BRONZE_PATH = f"{BRONZE_BASE}/gtfs_static/{TODAY}"

# Create temporary directory for downloaded and extracted files
tmp_dir = tempfile.mkdtemp(prefix="gtfs_")
print(f"Temp dir: {tmp_dir}")

try:
    print("Downloading GTFS zip …")
    z = zipfile.ZipFile(io.BytesIO(requests.get(GTFS_URL, timeout=30).content))

    for name in z.namelist():
        if not name.endswith(".txt"):
            continue        # Skip non-text files
        print(f"Processing {name} …")

        # Extract file locally
        local_file = os.path.join(tmp_dir, name)
        os.makedirs(os.path.dirname(local_file), exist_ok=True)
        with z.open(name) as src, open(local_file, "wb") as dst:
            dst.write(src.read())

        # Read into Spark DataFrame
        df = (spark.read
                .option("header", True)
                .csv(f"file://{local_file}"))
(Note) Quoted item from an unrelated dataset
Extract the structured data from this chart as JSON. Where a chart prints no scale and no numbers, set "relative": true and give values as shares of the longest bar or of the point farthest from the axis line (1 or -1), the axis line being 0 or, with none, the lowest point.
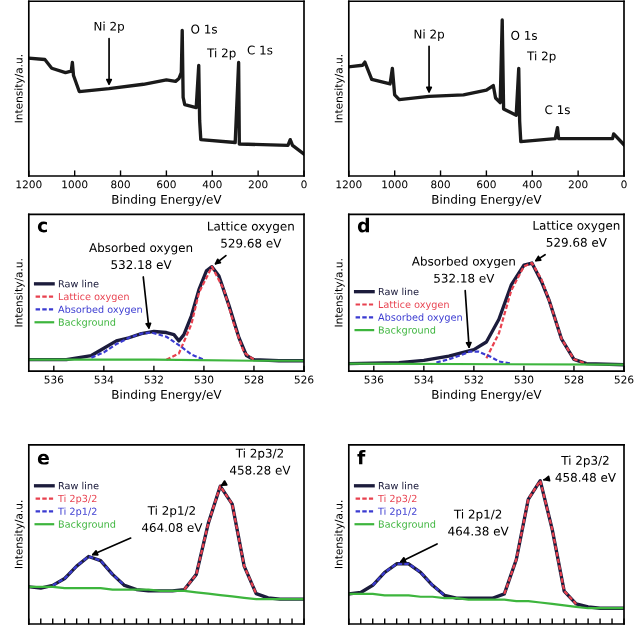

        # Write to Bronze layer as Delta table
        (df.write
           .format("delta")
           .mode("overwrite")
           .save(f"{BRONZE_PATH}/{name.replace('.txt','')}"))
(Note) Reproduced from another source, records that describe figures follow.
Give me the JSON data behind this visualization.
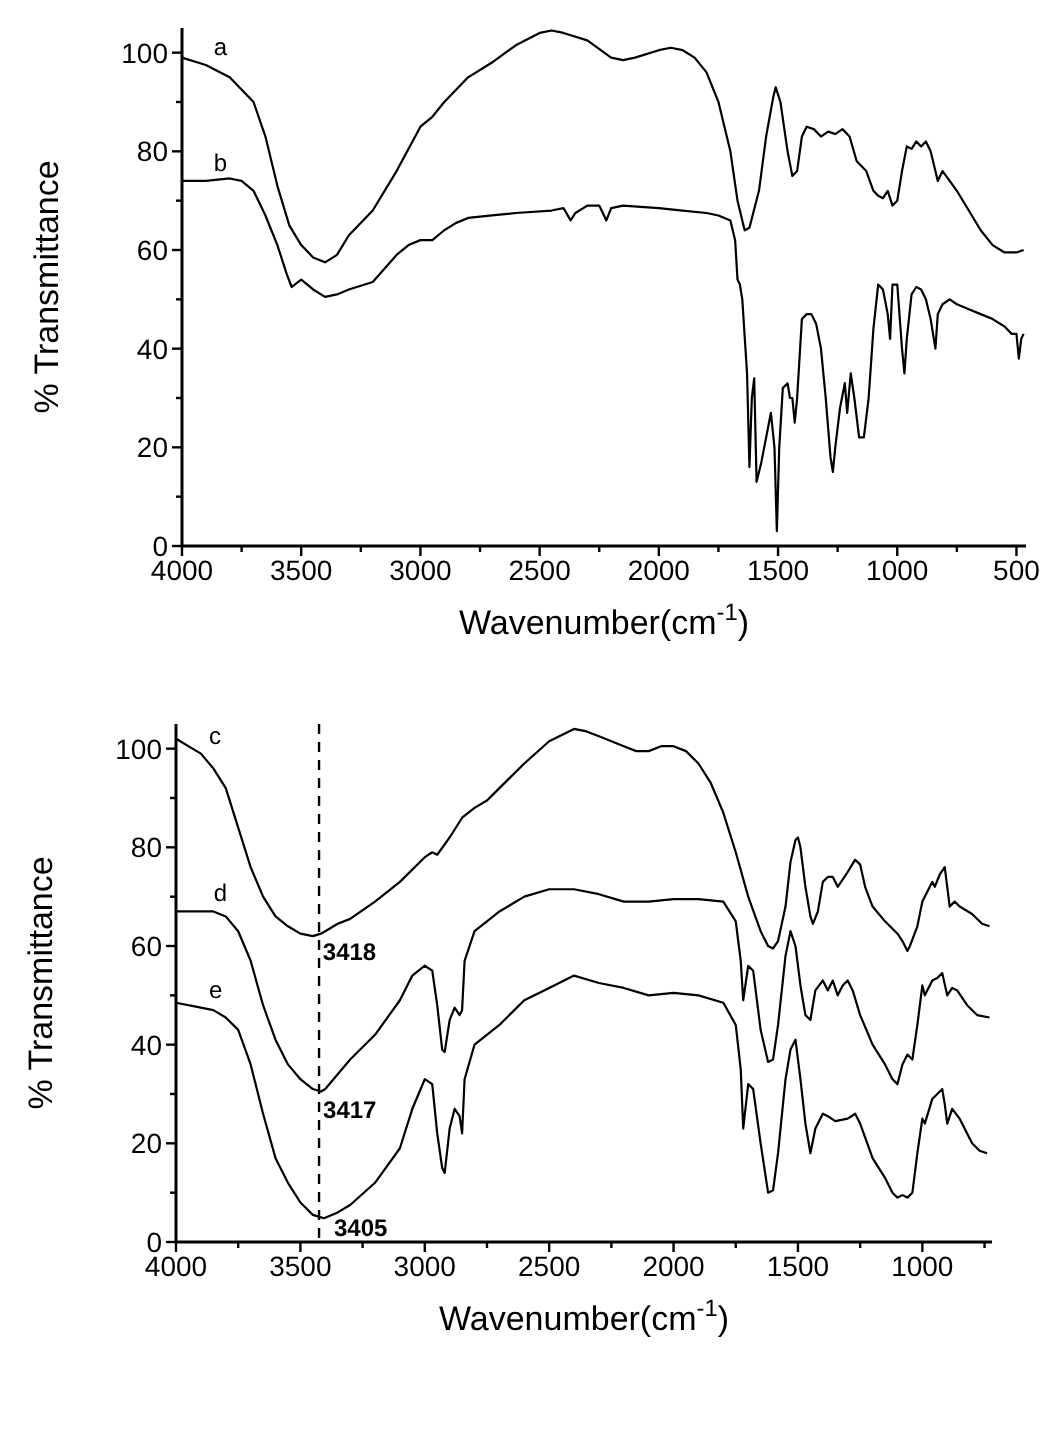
{
  "chart_data": [
    {
      "type": "line",
      "xlabel": "Wavenumber(cm$^{-1}$)",
      "ylabel": "% Transmittance",
      "xlim": [
        4000,
        460
      ],
      "ylim": [
        0,
        105
      ],
      "xticks": [
        4000,
        {
          "value": 3750,
          "label": null
        },
        3500,
        {
          "value": 3250,
          "label": null
        },
        3000,
        {
          "value": 2750,
          "label": null
        },
        2500,
        {
          "value": 2250,
          "label": null
        },
        2000,
        {
          "value": 1750,
          "label": null
        },
        1500,
        {
          "value": 1250,
          "label": null
        },
        1000,
        {
          "value": 750,
          "label": null
        },
        500
      ],
      "yticks": [
        0,
        {
          "value": 10,
          "label": null
        },
        20,
        {
          "value": 30,
          "label": null
        },
        40,
        {
          "value": 50,
          "label": null
        },
        60,
        {
          "value": 70,
          "label": null
        },
        80,
        {
          "value": 90,
          "label": null
        },
        100
      ],
      "grid": false,
      "annotations": [
        {
          "text": "a",
          "x": 3900,
          "y": 97.5
        },
        {
          "text": "b",
          "x": 3900,
          "y": 74
        }
      ],
      "series": [
        {
          "color": "#000000",
          "x": [
            4000,
            3900,
            3800,
            3700,
            3650,
            3600,
            3550,
            3500,
            3450,
            3400,
            3350,
            3300,
            3200,
            3100,
            3000,
            2950,
            2900,
            2800,
            2700,
            2600,
            2500,
            2450,
            2400,
            2300,
            2200,
            2150,
            2100,
            2000,
            1950,
            1900,
            1850,
            1800,
            1750,
            1700,
            1670,
            1640,
            1620,
            1580,
            1550,
            1520,
            1510,
            1490,
            1460,
            1440,
            1420,
            1400,
            1380,
            1350,
            1320,
            1290,
            1260,
            1230,
            1200,
            1170,
            1130,
            1100,
            1080,
            1060,
            1040,
            1020,
            1000,
            980,
            960,
            940,
            920,
            900,
            880,
            860,
            840,
            830,
            810,
            780,
            750,
            700,
            650,
            600,
            550,
            500,
            470
          ],
          "values": [
            99,
            97.5,
            95,
            90,
            83,
            73,
            65,
            61,
            58.5,
            57.5,
            59,
            63,
            68,
            76,
            85,
            87,
            90,
            95,
            98,
            101.5,
            104,
            104.5,
            104,
            102.5,
            99,
            98.5,
            99,
            100.5,
            101,
            100.5,
            99,
            96,
            90,
            80,
            70,
            64,
            64.5,
            72,
            83,
            91,
            93,
            90,
            80,
            75,
            76,
            83,
            85,
            84.5,
            83,
            84,
            83.5,
            84.5,
            83,
            78,
            76,
            72,
            71,
            70.5,
            72,
            69,
            70,
            76,
            81,
            80.5,
            82,
            81,
            82,
            80,
            76,
            74,
            76,
            74,
            72,
            68,
            64,
            61,
            59.5,
            59.5,
            60
          ]
        },
        {
          "color": "#000000",
          "x": [
            4000,
            3900,
            3800,
            3750,
            3700,
            3650,
            3600,
            3560,
            3540,
            3500,
            3450,
            3400,
            3350,
            3300,
            3200,
            3100,
            3050,
            3000,
            2950,
            2900,
            2850,
            2800,
            2700,
            2600,
            2450,
            2400,
            2370,
            2350,
            2300,
            2250,
            2220,
            2200,
            2150,
            2000,
            1900,
            1800,
            1750,
            1700,
            1680,
            1670,
            1660,
            1650,
            1630,
            1620,
            1610,
            1600,
            1590,
            1570,
            1550,
            1530,
            1515,
            1505,
            1495,
            1480,
            1460,
            1450,
            1440,
            1430,
            1420,
            1400,
            1380,
            1360,
            1340,
            1320,
            1300,
            1280,
            1270,
            1260,
            1240,
            1220,
            1210,
            1195,
            1180,
            1160,
            1140,
            1120,
            1100,
            1080,
            1060,
            1040,
            1030,
            1020,
            1000,
            980,
            970,
            960,
            940,
            920,
            900,
            880,
            860,
            840,
            830,
            810,
            780,
            750,
            700,
            650,
            600,
            550,
            520,
            500,
            490,
            480,
            470
          ],
          "values": [
            74,
            74,
            74.5,
            74,
            72,
            67,
            61,
            55,
            52.5,
            54,
            52,
            50.5,
            51,
            52,
            53.5,
            59,
            61,
            62,
            62,
            64,
            65.5,
            66.5,
            67,
            67.5,
            68,
            68.5,
            66,
            67.5,
            69,
            69,
            66,
            68.5,
            69,
            68.5,
            68,
            67.5,
            67,
            66,
            62,
            54,
            53,
            50,
            35,
            16,
            30,
            34,
            13,
            17,
            22,
            27,
            20,
            3,
            20,
            32,
            33,
            30,
            30,
            25,
            30,
            46,
            47,
            47,
            45,
            40,
            30,
            18,
            15,
            20,
            28,
            33,
            27,
            35,
            30,
            22,
            22,
            30,
            44,
            53,
            52,
            47,
            42,
            53,
            53,
            40,
            35,
            42,
            51,
            52.5,
            52,
            50,
            46,
            40,
            47,
            49,
            50,
            49,
            48,
            47,
            46,
            44.5,
            43,
            43,
            38,
            42,
            43
          ]
        }
      ]
    },
    {
      "type": "line",
      "xlabel": "Wavenumber(cm$^{-1}$)",
      "ylabel": "% Transmittance",
      "xlim": [
        4000,
        720
      ],
      "ylim": [
        0,
        105
      ],
      "xticks": [
        4000,
        {
          "value": 3750,
          "label": null
        },
        3500,
        {
          "value": 3250,
          "label": null
        },
        3000,
        {
          "value": 2750,
          "label": null
        },
        2500,
        {
          "value": 2250,
          "label": null
        },
        2000,
        {
          "value": 1750,
          "label": null
        },
        1500,
        {
          "value": 1250,
          "label": null
        },
        1000,
        {
          "value": 750,
          "label": null
        }
      ],
      "yticks": [
        0,
        {
          "value": 10,
          "label": null
        },
        20,
        {
          "value": 30,
          "label": null
        },
        40,
        {
          "value": 50,
          "label": null
        },
        60,
        {
          "value": 70,
          "label": null
        },
        80,
        {
          "value": 90,
          "label": null
        },
        100
      ],
      "grid": false,
      "ref_lines": [
        {
          "axis": "x",
          "value": 3425,
          "line_style": "dashed",
          "color": "#000000"
        }
      ],
      "annotations": [
        {
          "text": "c",
          "x": 3900,
          "y": 99
        },
        {
          "text": "d",
          "x": 3880,
          "y": 67
        },
        {
          "text": "e",
          "x": 3900,
          "y": 47.5
        },
        {
          "text": "3418",
          "x": 3418,
          "y": 62.5
        },
        {
          "text": "3417",
          "x": 3417,
          "y": 30.5
        },
        {
          "text": "3405",
          "x": 3405,
          "y": 4.8
        }
      ],
      "series": [
        {
          "color": "#000000",
          "x": [
            4000,
            3900,
            3850,
            3800,
            3750,
            3700,
            3650,
            3600,
            3550,
            3500,
            3450,
            3418,
            3400,
            3350,
            3300,
            3200,
            3100,
            3000,
            2970,
            2950,
            2900,
            2850,
            2800,
            2750,
            2700,
            2600,
            2500,
            2400,
            2350,
            2300,
            2200,
            2150,
            2100,
            2050,
            2000,
            1950,
            1900,
            1850,
            1800,
            1750,
            1700,
            1650,
            1620,
            1600,
            1580,
            1550,
            1530,
            1510,
            1500,
            1490,
            1470,
            1450,
            1440,
            1420,
            1400,
            1380,
            1360,
            1340,
            1300,
            1270,
            1250,
            1230,
            1200,
            1150,
            1120,
            1100,
            1080,
            1060,
            1050,
            1020,
            1000,
            980,
            960,
            950,
            930,
            910,
            900,
            890,
            870,
            850,
            800,
            760,
            730
          ],
          "values": [
            102,
            99,
            96,
            92,
            84,
            76,
            70,
            66,
            64,
            62.5,
            62,
            62.5,
            63,
            64.5,
            65.5,
            69,
            73,
            78,
            79,
            78.5,
            82,
            86,
            88,
            89.5,
            92,
            97,
            101.5,
            104,
            103.5,
            102.5,
            100.5,
            99.5,
            99.5,
            100.5,
            100.5,
            99.5,
            97,
            93,
            87,
            79,
            70,
            63,
            60,
            59.5,
            61,
            68,
            77,
            81.5,
            82,
            80,
            72,
            66,
            64.5,
            67,
            73,
            74,
            74,
            72,
            75,
            77.5,
            76.5,
            72,
            68,
            65,
            63.5,
            62.5,
            61,
            59,
            60,
            64,
            69,
            71,
            73,
            72,
            74.5,
            76,
            72,
            68,
            69,
            68,
            66.5,
            64.5,
            64
          ]
        },
        {
          "color": "#000000",
          "x": [
            4000,
            3900,
            3850,
            3800,
            3750,
            3700,
            3650,
            3600,
            3550,
            3500,
            3450,
            3417,
            3400,
            3350,
            3300,
            3200,
            3100,
            3050,
            3000,
            2970,
            2950,
            2930,
            2920,
            2900,
            2880,
            2860,
            2850,
            2840,
            2800,
            2750,
            2700,
            2600,
            2500,
            2400,
            2300,
            2200,
            2100,
            2000,
            1900,
            1800,
            1750,
            1730,
            1720,
            1700,
            1680,
            1650,
            1620,
            1600,
            1580,
            1550,
            1530,
            1510,
            1490,
            1470,
            1450,
            1430,
            1400,
            1380,
            1360,
            1340,
            1320,
            1300,
            1280,
            1250,
            1200,
            1150,
            1120,
            1100,
            1080,
            1060,
            1040,
            1020,
            1000,
            990,
            960,
            940,
            920,
            900,
            880,
            860,
            820,
            780,
            730
          ],
          "values": [
            67,
            67,
            67,
            66,
            63,
            57,
            48,
            41,
            36,
            33,
            31,
            30.5,
            31,
            34,
            37,
            42,
            49,
            54,
            56,
            55,
            48,
            39,
            38.5,
            45,
            47.5,
            46,
            47,
            57,
            63,
            65,
            67,
            70,
            71.5,
            71.5,
            70.5,
            69,
            69,
            69.5,
            69.5,
            69,
            65,
            57,
            49,
            56,
            55,
            43,
            36.5,
            37,
            44,
            58,
            63,
            60,
            52,
            46,
            45,
            51,
            53,
            51,
            53,
            50,
            52,
            53,
            51,
            46,
            40,
            36,
            33,
            32,
            36,
            38,
            37,
            44,
            52,
            50,
            53,
            53.5,
            54.5,
            50,
            51.5,
            51,
            48,
            46,
            45.5
          ]
        },
        {
          "color": "#000000",
          "x": [
            4000,
            3900,
            3850,
            3800,
            3750,
            3700,
            3650,
            3600,
            3550,
            3500,
            3450,
            3405,
            3350,
            3300,
            3200,
            3100,
            3050,
            3000,
            2970,
            2950,
            2930,
            2920,
            2900,
            2880,
            2860,
            2850,
            2840,
            2800,
            2700,
            2600,
            2500,
            2400,
            2300,
            2200,
            2100,
            2000,
            1900,
            1800,
            1750,
            1730,
            1720,
            1700,
            1680,
            1650,
            1620,
            1600,
            1580,
            1550,
            1530,
            1510,
            1490,
            1470,
            1450,
            1430,
            1400,
            1380,
            1350,
            1300,
            1270,
            1250,
            1200,
            1150,
            1120,
            1100,
            1080,
            1060,
            1040,
            1020,
            1000,
            990,
            960,
            940,
            920,
            910,
            900,
            880,
            850,
            800,
            770,
            740
          ],
          "values": [
            48.5,
            47.5,
            47,
            45.5,
            43,
            36,
            26,
            17,
            12,
            8,
            5.5,
            4.8,
            6,
            7.5,
            12,
            19,
            27,
            33,
            32,
            22,
            15,
            14,
            23,
            27,
            25.5,
            22,
            33,
            40,
            44,
            49,
            51.5,
            54,
            52.5,
            51.5,
            50,
            50.5,
            50,
            48.5,
            44,
            35,
            23,
            32,
            31,
            20,
            10,
            10.5,
            18,
            33,
            39,
            41,
            33,
            24,
            18,
            23,
            26,
            25.5,
            24.5,
            25,
            26,
            24,
            17,
            13,
            10,
            9,
            9.5,
            9,
            10,
            18,
            25,
            24,
            29,
            30,
            31,
            28,
            24,
            27,
            25,
            20,
            18.5,
            18
          ]
        }
      ]
    }
  ]
}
    print("✓ GTFS static ingest complete")

finally:
    shutil.rmtree(tmp_dir, ignore_errors=True) # Clean up temp files


In [0]:
### Preview `stops` Table
# Show a few rows from Bronze/stops
spark.read.format("delta").load(f"{BRONZE_PATH}/stops").show(5)

In [0]:
### Preview Other GTFS Tables
# View 5 rows of 'routes' table
spark.read.format("delta").load(f"{BRONZE_PATH}/routes").show(5)

# View 'calendar' table
spark.read.format("delta").load(f"{BRONZE_PATH}/calendar").show(5)

# View 'trips' table
spark.read.format("delta").load(f"{BRONZE_PATH}/trips").show(5)


In [0]:
### Inspect Route Metadata
# Check key route attributes
# route_type defines the mode of transportation (bus, rail, etc.)
df_routes = spark.read.format("delta").load(f"{BRONZE_PATH}/routes")
df_routes.select("route_id", "route_short_name", "route_type").show(10)

In [0]:
spark.read.format("delta").load("dbfs:/bronze/gtfs_static/2025-05-21/stops").show(5)